Las megatiendas de capital chino han dejado de concentrarse en la avenida Duarte y el Gran Santo Domingo para expandirse hacia ciudades intermedias y municipios de distintas regiones del país, ocupando grandes establecimientos y transformando el panorama del comercio minorista.
Estos negocios ofrecen una amplia variedad de productos a precios competitivos, desde artículos para el hogar y decoración hasta muebles, herramientas y mercancías destinadas a pequeños comerciantes y revendedores. Su crecimiento ha generado oportunidades de empleo y dinamizado actividades vinculadas al transporte, alquileres y distribución, pero también ha provocado cuestionamientos por parte de sectores del comercio dominicano.
Uno de los principales reclamos está relacionado con la falta de información oficial que permita determinar con precisión cuántas megatiendas operan en el país, cuánto importan, qué cantidad de empleos generan y si cumplen las mismas obligaciones fiscales, aduanales y laborales que los demás establecimientos.
Entre agosto de 2020 y abril de 2025, la Dirección General de Aduanas fiscalizó 181 comercios de origen chino dedicados a la venta de mercancías diversas. Según los datos citados en la investigación, las auditorías generaron reliquidaciones de impuestos superiores a los 3,360 millones de pesos, mientras que los procedimientos sancionadores superaron los 5,799 millones de pesos.
Entre los principales hallazgos señalados por las autoridades figuran casos de presunta subvaluación de mercancías, doble facturación, alteración de valores y cantidades, así como el uso incorrecto de partidas arancelarias.

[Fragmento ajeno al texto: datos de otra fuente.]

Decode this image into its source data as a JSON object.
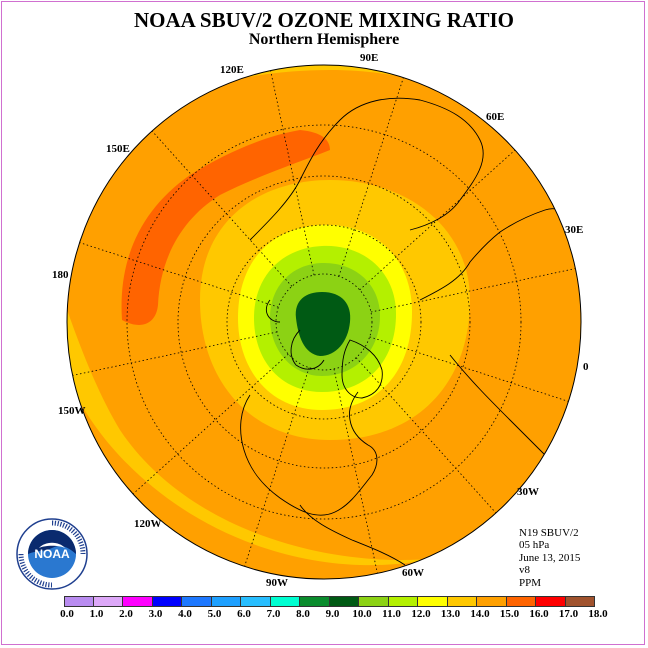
{
  "title": "NOAA SBUV/2 OZONE MIXING RATIO",
  "subtitle": "Northern Hemisphere",
  "longitude_labels": [
    "90E",
    "60E",
    "30E",
    "0",
    "30W",
    "60W",
    "90W",
    "120W",
    "150W",
    "180",
    "150E",
    "120E"
  ],
  "info": {
    "satellite": "N19 SBUV/2",
    "level": "05 hPa",
    "date": "June 13, 2015",
    "version": "v8",
    "units": "PPM"
  },
  "colorbar": {
    "ticks": [
      "0.0",
      "1.0",
      "2.0",
      "3.0",
      "4.0",
      "5.0",
      "6.0",
      "7.0",
      "8.0",
      "9.0",
      "10.0",
      "11.0",
      "12.0",
      "13.0",
      "14.0",
      "15.0",
      "16.0",
      "17.0",
      "18.0"
    ],
    "colors": [
      "#b98cf0",
      "#dda8f8",
      "#ff00ff",
      "#0000ff",
      "#1e78ff",
      "#1ea0ff",
      "#28beff",
      "#00ffd2",
      "#0a8c2d",
      "#005a14",
      "#8cd214",
      "#b4f000",
      "#ffff00",
      "#ffc800",
      "#ffa000",
      "#ff6400",
      "#ff0000",
      "#a0522d"
    ]
  },
  "logo": {
    "text": "NOAA",
    "ring_text": "NATIONAL OCEANIC AND ATMOSPHERIC ADMINISTRATION · U.S. DEPARTMENT OF COMMERCE"
  }
}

Mientras representantes del comercio organizado denuncian posibles prácticas de competencia desleal, los empresarios chinos sostienen que sus precios responden principalmente a compras en grandes volúmenes, acceso directo a proveedores y una estructura de costos diferente.
Los cuestionamientos también alcanzan el ámbito laboral. Operativos de la Dirección General de Migración han detectado trabajadores extranjeros en condición migratoria irregular en establecimientos inspeccionados. Sin embargo, estos casos no permiten establecer por sí solos cuál es la magnitud de la situación en todo el sector.
La principal dificultad radica en la falta de una evaluación integral. Mientras Aduanas fiscaliza las importaciones, la DGII supervisa las obligaciones tributarias, el Ministerio de Trabajo verifica las condiciones laborales y Migración controla el estatus de los trabajadores extranjeros, no existe una radiografía pública que integre toda esta información.
La ausencia de estadísticas consolidadas mantiene abierto el debate entre comerciantes dominicanos y empresarios de origen chino, sin que hasta el momento exista una medición oficial que permita determinar el alcance real de las denuncias.
El crecimiento de estas grandes superficies plantea, por tanto, un desafío para las autoridades dominicanas: garantizar que todos los actores del mercado compitan bajo las mismas reglas, independientemente del origen de sus propietarios.
Más allá de la nacionalidad de los empresarios, el reto consiste en determinar quién importa, cuánto declara, cómo comercializa sus productos, qué obligaciones cumple y cuáles son las consecuencias cuando se detectan irregularidades. Una fiscalización coordinada y transparente permitiría proteger tanto la recaudación del Estado como a los comerciantes que cumplen con la legislación vigente.